Email and typosquatting campaigns delivering RAT malware via trojanized installers and malicious JPEG payloads
Multiple active malware delivery campaigns are using social engineering and trusted-looking artifacts to install remote access trojans (RATs). One campaign impersonates the popular Chinese antivirus Huorong Security via a typosquatted domain huoronga[.]com, routing downloads through an intermediary domain and serving a trojanized NSIS installer from Cloudflare R2; the payload is ValleyRAT, described as built on the Winos4.0 framework and attributed to the Chinese-speaking Silver Fox threat group. The infection chain is designed to look legitimate end-to-end (convincing website, normal installer UX) while deploying a full-featured backdoor with stealth and injection capabilities.

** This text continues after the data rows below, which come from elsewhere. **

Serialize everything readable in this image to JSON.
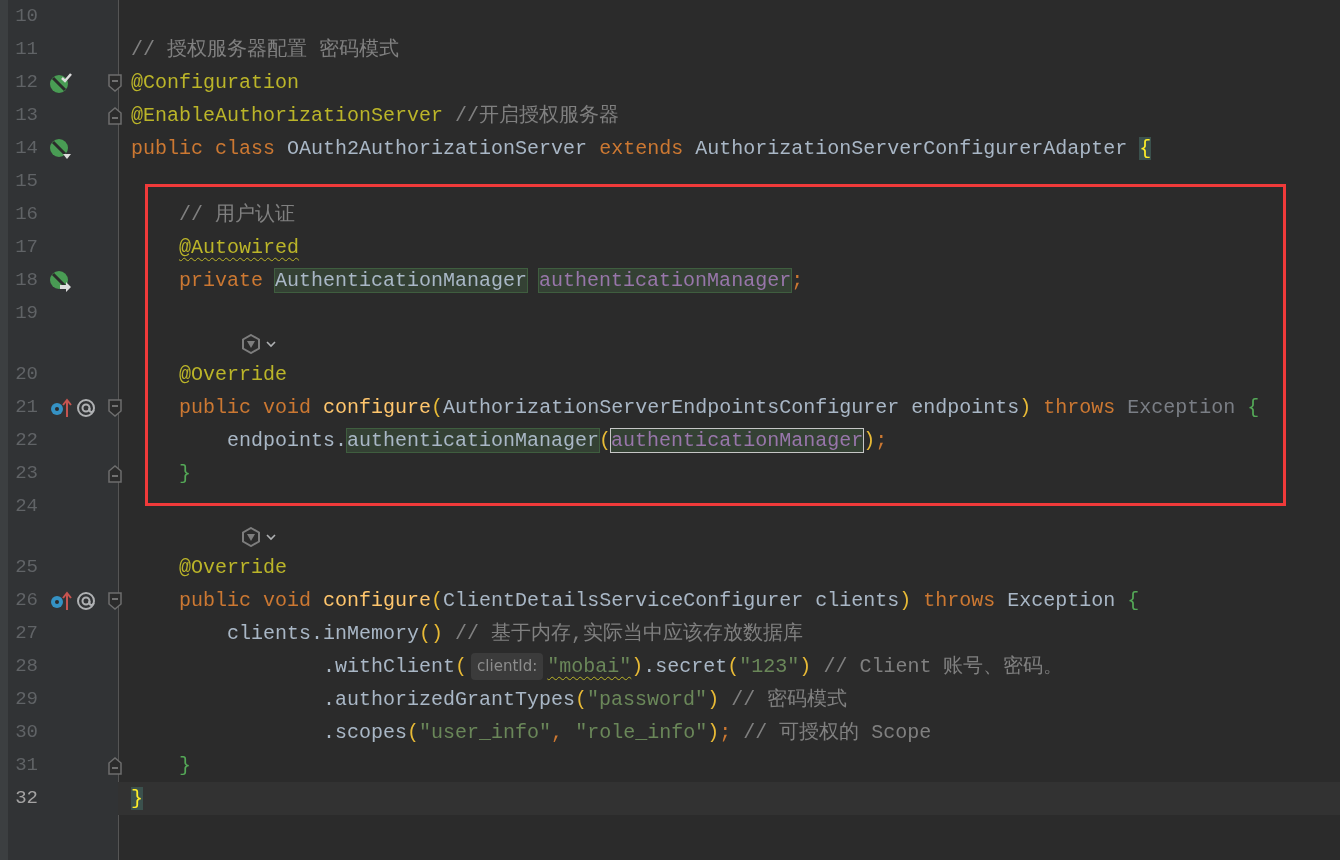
{
  "editor": {
    "rows": [
      {
        "kind": "code",
        "number": "10",
        "tokens": []
      },
      {
        "kind": "code",
        "number": "11",
        "tokens": [
          {
            "text": "// 授权服务器配置 密码模式",
            "kind": "comment"
          }
        ]
      },
      {
        "kind": "code",
        "number": "12",
        "gutter_icons": [
          {
            "kind": "bean-check"
          }
        ],
        "fold_start": true,
        "tokens": [
          {
            "text": "@Configuration",
            "kind": "annotation"
          }
        ]
      },
      {
        "kind": "code",
        "number": "13",
        "fold_end": true,
        "tokens": [
          {
            "text": "@EnableAuthorizationServer",
            "kind": "annotation"
          },
          {
            "text": " //开启授权服务器",
            "kind": "comment"
          }
        ]
      },
      {
        "kind": "code",
        "number": "14",
        "gutter_icons": [
          {
            "kind": "bean-down"
          }
        ],
        "tokens": [
          {
            "text": "public",
            "kind": "keyword"
          },
          {
            "text": " class",
            "kind": "keyword"
          },
          {
            "text": " OAuth2AuthorizationServer ",
            "kind": "plain"
          },
          {
            "text": "extends",
            "kind": "keyword"
          },
          {
            "text": " AuthorizationServerConfigurerAdapter ",
            "kind": "plain"
          },
          {
            "text": "{",
            "kind": "brace-match"
          }
        ]
      },
      {
        "kind": "code",
        "number": "15",
        "tokens": []
      },
      {
        "kind": "box",
        "rows": [
          {
            "kind": "code",
            "number": "16",
            "tokens": [
              {
                "text": "    // 用户认证",
                "kind": "comment"
              }
            ]
          },
          {
            "kind": "code",
            "number": "17",
            "tokens": [
              {
                "text": "    @Autowired",
                "kind": "annotation",
                "squiggle": true
              }
            ]
          },
          {
            "kind": "code",
            "number": "18",
            "gutter_icons": [
              {
                "kind": "bean-arrow"
              }
            ],
            "tokens": [
              {
                "text": "    private ",
                "kind": "keyword"
              },
              {
                "text": "AuthenticationManager",
                "kind": "plain",
                "usage_highlight": true
              },
              {
                "text": " authenticationManager",
                "kind": "field",
                "usage_highlight": true
              },
              {
                "text": ";",
                "kind": "keyword"
              }
            ]
          },
          {
            "kind": "code",
            "number": "19",
            "tokens": []
          },
          {
            "kind": "inlay"
          },
          {
            "kind": "code",
            "number": "20",
            "tokens": [
              {
                "text": "    @Override",
                "kind": "annotation"
              }
            ]
          },
          {
            "kind": "code",
            "number": "21",
            "gutter_icons": [
              {
                "kind": "override"
              },
              {
                "kind": "at"
              }
            ],
            "fold_start": true,
            "tokens": [
              {
                "text": "    public",
                "kind": "keyword"
              },
              {
                "text": " void ",
                "kind": "keyword"
              },
              {
                "text": "configure",
                "kind": "method"
              },
              {
                "text": "(",
                "kind": "paren"
              },
              {
                "text": "AuthorizationServerEndpointsConfigurer endpoints",
                "kind": "plain"
              },
              {
                "text": ")",
                "kind": "paren"
              },
              {
                "text": " throws ",
                "kind": "keyword"
              },
              {
                "text": "Exception ",
                "kind": "dim"
              },
              {
                "text": "{",
                "kind": "brace"
              }
            ]
          },
          {
            "kind": "code",
            "number": "22",
            "tokens": [
              {
                "text": "        endpoints.",
                "kind": "plain"
              },
              {
                "text": "authenticationManager",
                "kind": "plain",
                "usage_highlight": true
              },
              {
                "text": "(",
                "kind": "paren"
              },
              {
                "text": "authenticationManager",
                "kind": "field",
                "usage_highlight": true,
                "caret_highlight": true
              },
              {
                "text": ")",
                "kind": "paren"
              },
              {
                "text": ";",
                "kind": "keyword"
              }
            ]
          },
          {
            "kind": "code",
            "number": "23",
            "fold_end": true,
            "tokens": [
              {
                "text": "    }",
                "kind": "brace"
              }
            ]
          }
        ]
      },
      {
        "kind": "code",
        "number": "24",
        "tokens": []
      },
      {
        "kind": "inlay"
      },
      {
        "kind": "code",
        "number": "25",
        "tokens": [
          {
            "text": "    @Override",
            "kind": "annotation"
          }
        ]
      },
      {
        "kind": "code",
        "number": "26",
        "gutter_icons": [
          {
            "kind": "override"
          },
          {
            "kind": "at"
          }
        ],
        "fold_start": true,
        "tokens": [
          {
            "text": "    public",
            "kind": "keyword"
          },
          {
            "text": " void ",
            "kind": "keyword"
          },
          {
            "text": "configure",
            "kind": "method"
          },
          {
            "text": "(",
            "kind": "paren"
          },
          {
            "text": "ClientDetailsServiceConfigurer clients",
            "kind": "plain"
          },
          {
            "text": ")",
            "kind": "paren"
          },
          {
            "text": " throws",
            "kind": "keyword"
          },
          {
            "text": " Exception ",
            "kind": "plain"
          },
          {
            "text": "{",
            "kind": "brace"
          }
        ]
      },
      {
        "kind": "code",
        "number": "27",
        "tokens": [
          {
            "text": "        clients.inMemory",
            "kind": "plain"
          },
          {
            "text": "()",
            "kind": "paren"
          },
          {
            "text": " // 基于内存,实际当中应该存放数据库",
            "kind": "comment"
          }
        ]
      },
      {
        "kind": "code",
        "number": "28",
        "tokens": [
          {
            "text": "                .withClient",
            "kind": "plain"
          },
          {
            "text": "(",
            "kind": "paren"
          },
          {
            "text": "clientId:",
            "kind": "hint"
          },
          {
            "text": "\"mobai\"",
            "kind": "string",
            "squiggle": true
          },
          {
            "text": ")",
            "kind": "paren"
          },
          {
            "text": ".secret",
            "kind": "plain"
          },
          {
            "text": "(",
            "kind": "paren"
          },
          {
            "text": "\"123\"",
            "kind": "string"
          },
          {
            "text": ")",
            "kind": "paren"
          },
          {
            "text": " // Client 账号、密码。",
            "kind": "comment"
          }
        ]
      },
      {
        "kind": "code",
        "number": "29",
        "tokens": [
          {
            "text": "                .authorizedGrantTypes",
            "kind": "plain"
          },
          {
            "text": "(",
            "kind": "paren"
          },
          {
            "text": "\"password\"",
            "kind": "string"
          },
          {
            "text": ")",
            "kind": "paren"
          },
          {
            "text": " // 密码模式",
            "kind": "comment"
          }
        ]
      },
      {
        "kind": "code",
        "number": "30",
        "tokens": [
          {
            "text": "                .scopes",
            "kind": "plain"
          },
          {
            "text": "(",
            "kind": "paren"
          },
          {
            "text": "\"user_info\"",
            "kind": "string"
          },
          {
            "text": ",",
            "kind": "keyword"
          },
          {
            "text": " \"role_info\"",
            "kind": "string"
          },
          {
            "text": ")",
            "kind": "paren"
          },
          {
            "text": ";",
            "kind": "keyword"
          },
          {
            "text": " // 可授权的 Scope",
            "kind": "comment"
          }
        ]
      },
      {
        "kind": "code",
        "number": "31",
        "fold_end": true,
        "tokens": [
          {
            "text": "    }",
            "kind": "brace"
          }
        ]
      },
      {
        "kind": "code",
        "number": "32",
        "current": true,
        "tokens": [
          {
            "text": "}",
            "kind": "brace-current"
          }
        ]
      }
    ]
  }
}
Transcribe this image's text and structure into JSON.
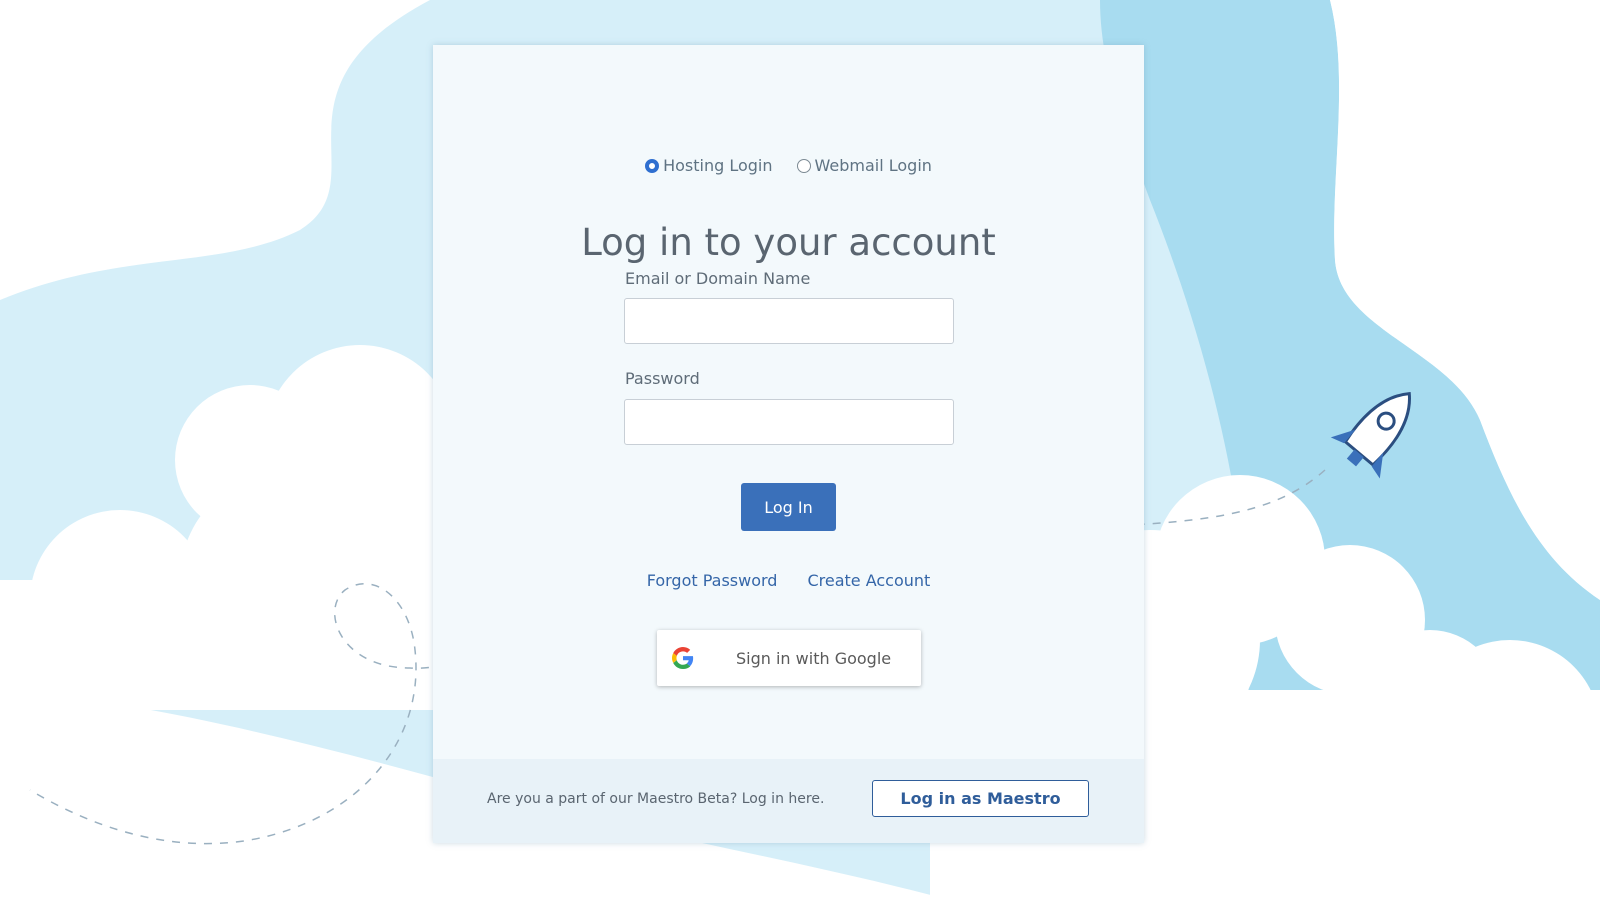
{
  "login_type": {
    "options": [
      {
        "label": "Hosting Login",
        "selected": true
      },
      {
        "label": "Webmail Login",
        "selected": false
      }
    ]
  },
  "heading": "Log in to your account",
  "email": {
    "label": "Email or Domain Name",
    "value": "",
    "placeholder": ""
  },
  "password": {
    "label": "Password",
    "value": "",
    "placeholder": ""
  },
  "login_button": "Log In",
  "links": {
    "forgot": "Forgot Password",
    "create": "Create Account"
  },
  "google_button": "Sign in with Google",
  "footer": {
    "text": "Are you a part of our Maestro Beta? Log in here.",
    "button": "Log in as Maestro"
  },
  "colors": {
    "primary": "#3a70ba",
    "link": "#3566a8",
    "sky": "#a8dcf0",
    "card_bg": "#f3f9fc"
  },
  "icons": [
    "radio-icon",
    "google-icon",
    "rocket-icon",
    "cloud-icon"
  ]
}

Separately, email-borne campaigns are abusing attachments and “benign” file types to smuggle malware. Fortinet-reported activity uses phishing lures (e.g., payment or bank-document themes) with Excel attachments exploiting CVE-2018-0802 to launch scripts that download a JPEG containing embedded XWorm 7.2, then uses process hollowing (e.g., into Msbuild.exe) and connects to a C2 at berlin101.com over port 6000 with AES encryption. SANS ISC also documented a similar “malicious JPEG” technique observed in the wild, where a large, heavily obfuscated JScript attachment (delivered in a GZIP wrapper) attempts persistence by copying itself to the Startup folder and participates in a chain that ultimately leverages payloads embedded in JPEGs; the message spoofing failed DMARC/SPF checks, which would likely lead to quarantine in many environments.